During one of our early spring exhibits, a visitor told me how much he loved Swiss chard. So I bought a package of mixed-color chard seed and planted a row along with the other early spring crops.

We had grown Swiss chard only once before, decades ago, after friends told us how much they loved it. Did I serve it raw in salad or cooked? I don’t recall, only that we didn’t understand how chard could be Trudy and Jim’s favorite vegetable. Nobody in our family liked the chard much less loved it. So we never planted it again.

Row of chard

Swiss Chard

This June we began to understand at least some of Swiss chard’s appeal. It’s nutritious, tasty, pretty, and is ready to pick when earlier salad greens are fading. Every spring we plant green and red loose-leaf lettuce, arugula, kale, and spinach as soon as the soil is ready. By now the arugula is going to seed, spinach is starting to blossom, and lettuces will soon get tough. The chard started a little later and is holding up well to what little early summer heat we’ve had. It complements the waning spinach harvest when I want to make a salad.

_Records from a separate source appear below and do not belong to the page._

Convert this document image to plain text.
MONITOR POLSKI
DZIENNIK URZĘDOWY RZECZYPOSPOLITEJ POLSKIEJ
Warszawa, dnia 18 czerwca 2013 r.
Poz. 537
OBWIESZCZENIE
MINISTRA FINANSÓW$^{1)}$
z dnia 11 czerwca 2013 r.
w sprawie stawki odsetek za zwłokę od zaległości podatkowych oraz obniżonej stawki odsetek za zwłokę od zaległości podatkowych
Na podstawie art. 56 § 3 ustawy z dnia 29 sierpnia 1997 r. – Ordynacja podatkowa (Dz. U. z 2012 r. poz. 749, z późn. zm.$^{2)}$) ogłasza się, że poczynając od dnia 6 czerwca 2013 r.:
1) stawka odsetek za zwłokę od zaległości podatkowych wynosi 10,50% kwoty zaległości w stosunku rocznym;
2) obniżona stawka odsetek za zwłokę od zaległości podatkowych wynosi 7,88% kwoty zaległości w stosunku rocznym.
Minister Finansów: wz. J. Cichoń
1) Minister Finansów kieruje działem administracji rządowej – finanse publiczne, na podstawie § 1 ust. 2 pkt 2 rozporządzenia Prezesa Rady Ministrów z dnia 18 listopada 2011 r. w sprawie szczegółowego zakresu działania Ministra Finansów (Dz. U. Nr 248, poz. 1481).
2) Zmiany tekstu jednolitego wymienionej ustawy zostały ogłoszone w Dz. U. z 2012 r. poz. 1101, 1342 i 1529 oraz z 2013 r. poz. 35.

Chard can be prepared the same ways as spinach, either serving it raw in a salad or cooking it. My favorite way to eat spinach is as the feature ingredient of a salad, using a recipe served us by a Wisconsin friend. I think the recipe goes all the way back to a visit while Pat and Bob lived in Lake Forest, Illinois. We met as newly- and almost-newly-married couples in a Chicago church group which disbanded as everyone moved out to the suburbs or further (in our case to South Dakota) with our growing families. Pat’s Greek heritage seems evident in the recipe, which includes a delicious vinegrette dressing that’s good on other greens, too.

Spinach salad in fused glass bowl

Chard & spinach salad

In the past few weeks I’ve been picking equal amounts of spinach and chard to make the salad. I cut up and add the colorful chard stems to the salad, too. Divided among two or three people and served with Jay’s Green’s and Grits bread and orange marmalade or a fruit jam, it makes a delicious and nutritious lunch.

Spinach & Chard Salad

For 6-8 servings, toss, cover, chill:

  • 10 C fresh spinach &/or Swiss chard
  •  2 C (5 oz) sliced mushrooms
  • 1/2 C (2 oz) cubed or crumbled feta, bleu, or Gorganzola cheese
  • 1/4 C thinly sliced green onion

To make dressing for multiple salads, combine

  • 1 C olive or vegetable oil
  • 1/4 tsp shredded lemon peel
  • 2 Tbs lemon juice

Add and blend until smooth with blender or wire whip

  • 1-3 cloves garlic, minced
  • 3/4 tsp salt
  • 1/2 tsp dry mustard
  • 1/2 tsp thyme
  • 1/4 tsp sugar
  • 1/8 tsp freshly ground pepper

Put in a jar and chill.  Keeps well in refrigerator.

When ready to serve, add some of the dressing to the greens mixture and toss. Serve in a bowl that sets off the green tones of the spinach and chard leaves (such as “Blue Swirl with Green Rimations”) as a main feature with bread or as an accompaniment to dinner.